Scientists reveal e-cigarettes may trigger unique immune responses

As the debate over the safety of electronic cigarettes rages, a new study found that e-cigarettes trigger damaging immune responses not seen from tobacco cigarettes.

A new study finds e-cigarettes may trigger damaging immune responses not previously seen from traditional cigarettes. Photo by lindsayfox/Pixabay
A new study finds e-cigarettes may trigger damaging immune responses not previously seen from traditional cigarettes.
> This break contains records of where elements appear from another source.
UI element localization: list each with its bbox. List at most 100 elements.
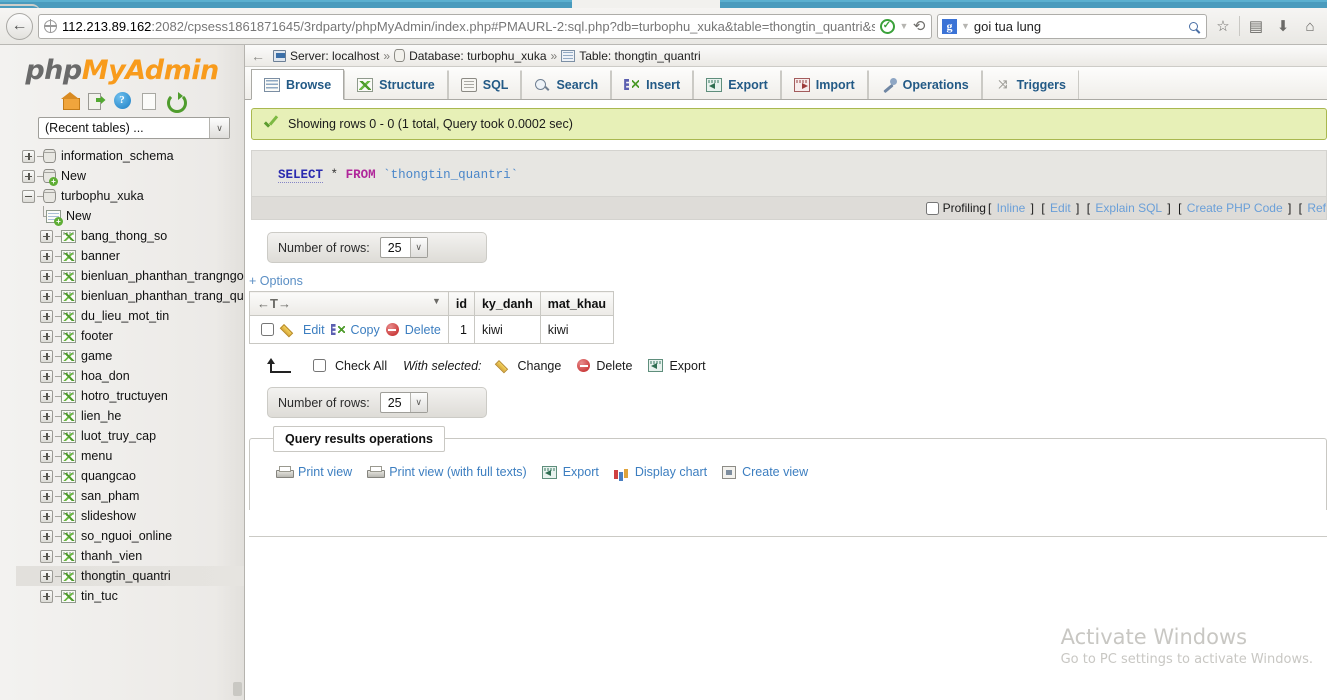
tree-item-bienluan-phanthan-trangngoai[interactable]: bienluan_phanthan_trangngoai xyxy=(16,266,244,286)
expand-icon[interactable] xyxy=(40,589,53,603)
documentation-icon[interactable]: ? xyxy=(113,92,131,109)
qro-print-view[interactable]: Print view xyxy=(276,465,352,479)
chevron-down-icon[interactable]: ∨ xyxy=(409,238,427,257)
recent-tables-select[interactable]: (Recent tables) ... ∨ xyxy=(38,117,230,139)
breadcrumb-back-icon[interactable]: ← xyxy=(251,48,269,64)
sql-query-box[interactable]: SELECT * FROM `thongtin_quantri` xyxy=(251,150,1327,197)
reload-icon[interactable]: ⟳ xyxy=(913,17,926,35)
tree-item-lien-he[interactable]: lien_he xyxy=(16,406,244,426)
bookmark-star-icon[interactable]: ☆ xyxy=(1212,17,1234,35)
expand-icon[interactable] xyxy=(22,169,35,183)
url-dropdown-caret-icon[interactable]: ▼ xyxy=(900,21,909,31)
search-engine-caret-icon[interactable]: ▼ xyxy=(961,21,970,31)
copy-icon[interactable] xyxy=(331,323,345,336)
back-button[interactable]: ← xyxy=(6,12,33,40)
table-row[interactable]: Edit Copy Delete 1 kiwi kiwi xyxy=(249,315,615,344)
rows-select-bottom[interactable]: 25 ∨ xyxy=(379,392,428,413)
tree-item-tin-tuc[interactable]: tin_tuc xyxy=(16,586,244,606)
expand-icon[interactable] xyxy=(40,529,53,543)
tree-item-bienluan-phanthan-trang-quan[interactable]: bienluan_phanthan_trang_quan xyxy=(16,286,244,306)
export-action[interactable]: Export xyxy=(648,359,706,373)
tree-item-banner[interactable]: banner xyxy=(16,246,244,266)
tree-item-menu[interactable]: menu xyxy=(16,446,244,466)
expand-icon[interactable] xyxy=(40,469,53,483)
browser-tab-1[interactable] xyxy=(0,0,572,8)
tab-browse[interactable]: Browse xyxy=(251,69,345,100)
tree-item-game[interactable]: game xyxy=(16,346,244,366)
expand-icon[interactable] xyxy=(40,369,53,383)
search-magnifier-icon[interactable] xyxy=(1189,21,1198,31)
qro-create-view[interactable]: Create view xyxy=(722,465,808,479)
phpmyadmin-logo[interactable]: phpMyAdmin xyxy=(10,45,244,88)
check-all-checkbox[interactable] xyxy=(313,359,326,372)
tab-triggers[interactable]: ⤨ Triggers xyxy=(981,70,1079,99)
tree-item-hotro-tructuyen[interactable]: hotro_tructuyen xyxy=(16,386,244,406)
profiling-checkbox[interactable] xyxy=(925,201,939,215)
tab-operations[interactable]: Operations xyxy=(867,70,982,99)
expand-icon[interactable] xyxy=(40,269,53,283)
qro-display-chart[interactable]: Display chart xyxy=(613,465,707,479)
edit-icon[interactable] xyxy=(283,323,297,336)
search-bar[interactable]: g ▼ goi tua lung xyxy=(937,13,1207,39)
tree-item-quangcao[interactable]: quangcao xyxy=(16,466,244,486)
reading-list-icon[interactable]: ▤ xyxy=(1245,17,1267,35)
qro-export[interactable]: Export xyxy=(541,465,599,479)
tree-item-du-lieu-mot-tin[interactable]: du_lieu_mot_tin xyxy=(16,306,244,326)
tree-item-turbophu-xuka[interactable]: turbophu_xuka xyxy=(16,186,244,206)
tab-import[interactable]: Import xyxy=(780,70,868,99)
sidebar-scrollbar-thumb[interactable] xyxy=(233,682,242,696)
tree-item-bang-thong-so[interactable]: bang_thong_so xyxy=(16,226,244,246)
expand-icon[interactable] xyxy=(40,249,53,263)
tree-item-thanh-vien[interactable]: thanh_vien xyxy=(16,546,244,566)
edit-link[interactable]: Edit xyxy=(303,323,325,337)
tab-export[interactable]: Export xyxy=(693,70,781,99)
expand-icon[interactable] xyxy=(40,289,53,303)
tree-item-slideshow[interactable]: slideshow xyxy=(16,506,244,526)
breadcrumb-database[interactable]: Database: turbophu_xuka xyxy=(409,49,546,63)
chevron-down-icon[interactable]: ∨ xyxy=(409,393,427,412)
check-all-group[interactable]: Check All xyxy=(309,356,387,375)
qro-print-view-with-full-texts-[interactable]: Print view (with full texts) xyxy=(367,465,527,479)
home-icon[interactable] xyxy=(60,92,80,110)
browser-tab-strip[interactable] xyxy=(0,0,1327,8)
expand-icon[interactable] xyxy=(22,149,35,163)
expand-icon[interactable] xyxy=(40,229,53,243)
results-sort-header[interactable]: ←T→ ▼ xyxy=(249,291,449,316)
expand-icon[interactable] xyxy=(40,569,53,583)
rows-select-top[interactable]: 25 ∨ xyxy=(379,237,428,258)
blank-page-icon[interactable] xyxy=(140,92,157,110)
select-all-arrow-icon[interactable] xyxy=(266,357,293,374)
breadcrumb-table[interactable]: Table: thongtin_quantri xyxy=(579,49,700,63)
row-checkbox[interactable] xyxy=(261,323,274,336)
chevron-down-icon[interactable]: ▼ xyxy=(432,296,441,306)
expand-icon[interactable] xyxy=(40,509,53,523)
expand-icon[interactable] xyxy=(40,329,53,343)
delete-link[interactable]: Delete xyxy=(405,323,441,337)
tree-item-new[interactable]: New xyxy=(16,206,244,226)
tree-item-footer[interactable]: footer xyxy=(16,326,244,346)
expand-icon[interactable] xyxy=(40,309,53,323)
delete-action[interactable]: Delete xyxy=(577,359,632,373)
expand-icon[interactable] xyxy=(40,489,53,503)
tree-item-so-nguoi-online[interactable]: so_nguoi_online xyxy=(16,526,244,546)
expand-icon[interactable] xyxy=(40,349,53,363)
url-bar[interactable]: 112.213.89.162:2082/cpsess1861871645/3rd… xyxy=(38,13,932,39)
download-icon[interactable]: ⬇ xyxy=(1272,17,1294,35)
tab-insert[interactable]: Insert xyxy=(611,70,694,99)
expand-icon[interactable] xyxy=(40,449,53,463)
delete-icon[interactable] xyxy=(385,323,399,336)
profiling-link-explain-sql[interactable]: Explain SQL xyxy=(1095,201,1162,215)
chevron-down-icon[interactable]: ∨ xyxy=(209,118,229,138)
profiling-link-edit[interactable]: Edit xyxy=(1050,201,1071,215)
column-header-mat-khau[interactable]: mat_khau xyxy=(539,291,615,316)
sort-arrows-icon[interactable]: ←T→ xyxy=(257,296,291,311)
column-header-id[interactable]: id xyxy=(447,291,475,316)
profiling-link-inline[interactable]: Inline xyxy=(997,201,1026,215)
expand-icon[interactable] xyxy=(40,429,53,443)
tab-sql[interactable]: SQL xyxy=(447,70,522,99)
tree-item-luot-truy-cap[interactable]: luot_truy_cap xyxy=(16,426,244,446)
profiling-link-create-php-code[interactable]: Create PHP Code xyxy=(1187,201,1283,215)
home-icon[interactable]: ⌂ xyxy=(1299,18,1321,35)
expand-icon[interactable] xyxy=(40,389,53,403)
profiling-link-ref[interactable]: Ref xyxy=(1307,201,1326,215)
Photo by lindsayfox/Pixabay

Research from the University of North Carolina has found that not only do e-cigarettes cause potentially damaging immune responses seen in traditional cigarettes, but they can also trigger a new immune response that has not been seen before in traditional cigarettes.

“There is confusion about whether e-cigarettes are ‘safer’ than cigarettes because the potential adverse effects of e-cigarettes are only beginning to be studied,” Dr. Mehmet Kesimer, an associate professor of pathology at the University of North Carolina Chapel Hill, said in a press release. “Our results suggest that e-cigarettes might be just as bad as cigarettes.”

In 2016, the U.S. Food and Drug Administration expanded its oversight of tobacco products to include e-cigarettes after ongoing questions about their health effects and safety.

An earlier study in September by the Karolinska Institute in Stockholm found that nicotine in e-cigarettes can cause stiffened arteries leading to an increased risk of heart attack and stroke.

In June, researchers at the University of Connecticut found that e-cigarettes contain a nicotine-based liquid as harmful as unfiltered tobacco cigarettes and that the vapor from non-nicotine e-cigarettes can lead to similar amounts of DNA damage as filtered cigarettes.

For this study, researchers compared sputum samples from 15 e-cigarette users, 14 traditional cigarette smokers and 15 non-smokers.

E-cigarette and traditional cigarette smokers both showed significant increases in biomarkers of oxidative stress and the activation of defense mechanisms linked to lung disease. They also found increased mucus secretions including mucin 5AC, which has been linked to chronic bronchitis, asthma, wheezing and bronchiectasis.

But researchers also found immune response triggers that were unique to e-cigarette smokers alone.

E-cigarette smokers had significant increases in neutrophil granulocyte and neutrophil extracellular trap-related proteins that contribute to inflammatory lung diseases like cystic fibrosis and chronic obstructive pulmonary disease.

They also found the NETs, neutrophils that are associated with cell death in tissues lining the blood vessels and organs, existing outside the lung. This finding has researchers concerned about potential systemic inflammatory diseases like lupus.

“Our data shows that e-cigarettes have a signature of harm in the lung that is both similar and unique, which challenges the concept that switching from cigarettes to e-cigarettes is a healthier alternative.” Kesimer said.